Atualmente, mais de 14 mil pessoas moram nas ruas da cidade do Rio de Janeiro – número esse que triplicou de 2013 até janeiro de 2017. Muitos chegaram recentemente, em função da perda de emprego e da impossibilidade de pagar um aluguel. Esse é o caso, por exemplo, de Roberto Moreira da Silva, que há dois anos e meio se viu sem trabalho e obrigado a morar na rua. Para ele, praticar yoga é aliviar a pressão e o sofrimento: “É renovador. A gente vai se libertando de muita coisa ruim. A rua sempre é uma tensão, para quem mora nela ou não. A yoga veio para nos erguer”, observa.
CONSCIÊNCIA DO PRÓPRIO CORPO
Para a professora Fernanda Santana, que participa do projeto como voluntária, a yoga traz um pouco de paz aos moradores de rua: “Acho que por um momento eles sabem que existem, que têm um corpo que funciona e uma mente que pode viajar para outros lugares melhores”, diz ela. Uma ferramenta que ajuda a enfrentar as adversidades vividas nas ruas, a yoga é praticada nas segundas-feiras, sempre no Aterro do Flamengo, na altura da rua Dois de Dezembro, de onde se avista o Pão de Açúcar ao fundo, cenário que normalmente serve de cartão postal da cidade.

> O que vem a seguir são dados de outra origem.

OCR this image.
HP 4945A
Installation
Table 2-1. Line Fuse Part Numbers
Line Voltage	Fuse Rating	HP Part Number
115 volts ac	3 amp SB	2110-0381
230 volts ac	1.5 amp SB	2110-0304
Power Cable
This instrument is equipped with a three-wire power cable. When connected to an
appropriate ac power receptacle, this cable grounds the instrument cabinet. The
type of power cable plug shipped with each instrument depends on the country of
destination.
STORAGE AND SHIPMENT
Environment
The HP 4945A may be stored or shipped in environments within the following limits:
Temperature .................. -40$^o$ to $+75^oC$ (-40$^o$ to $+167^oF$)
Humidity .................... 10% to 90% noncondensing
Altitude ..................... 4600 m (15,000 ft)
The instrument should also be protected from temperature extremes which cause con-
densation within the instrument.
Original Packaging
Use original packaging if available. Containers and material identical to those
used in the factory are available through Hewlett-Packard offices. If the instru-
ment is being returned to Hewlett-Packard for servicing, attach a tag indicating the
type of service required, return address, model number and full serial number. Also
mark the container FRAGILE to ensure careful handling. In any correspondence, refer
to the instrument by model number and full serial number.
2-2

Para alguns dos participantes, esse é um dos poucos momentos do dia nos quais eles se sentem cidadãos de fato: “Não vai ajudar a sair da rua, mas mantém o espírito tranquilo. A vida aqui é difícil e a gente se altera com facilidade”, relata Marcelo Pereira, que vive nas ruas há 13 anos, desde os nove anos de idade. Ele, que aprendeu a ler olhando as placas de trânsito, pois nunca frequentou uma escola, afirma que pior do que a fome é o preconceito: “A fome castiga, mas é o preconceito da sociedade que dói mais forte”. A prática do exercício físico, nesse sentido, ajuda a resgatar a dignidade dos participantes.
POUCO PARA “OS DAS SALAS”, MUITO PARA “OS DA RUA”
Entre os sem-teto que participam do projeto que oferece o café da manhã, nem todos, porém, permanecem para a aula de yoga que acontece na sequência. Um grupo de uns 10 moradores de rua frequentam a aula. No entanto, entre os que ficam, alguns acompanham a prática com regularidade, ou seja, vão às aulas duas ou até três vezes por semana, em locais diferentes: “Participo nas segundas e quartas. Não venho só pela comida não. Saio daqui tranquilo. A cabeça já sai de outra forma”, descreve Elson da Silva, de 62 anos, morador de rua há cinco, situação na qual caiu depois de ter sido demitido do emprego em um supermercado.
Uma hora e meia de aula, após um farto café da manhã, desperta corpo e espírito. Uma torção aqui, um alongamento acolá, meditação, relaxamento ao final e um almoço formam as atividades do grupo. O que pode parecer pouco para aqueles que estão nas “suas salas “ (jargão dos moradores de rua para quem tem casa), pode salvar o dia daqueles que têm não apenas a luta diária pela sobrevivência, mas também a de serem reconhecidos como seres humanos: ”Sei que hoje terei uma tarde melhor e tenho esperança de vir algo positivo, além da certeza do agora ser melhor do que o antes”, conclui Roberto Moreira da Silva na roda de bate papo do grupo.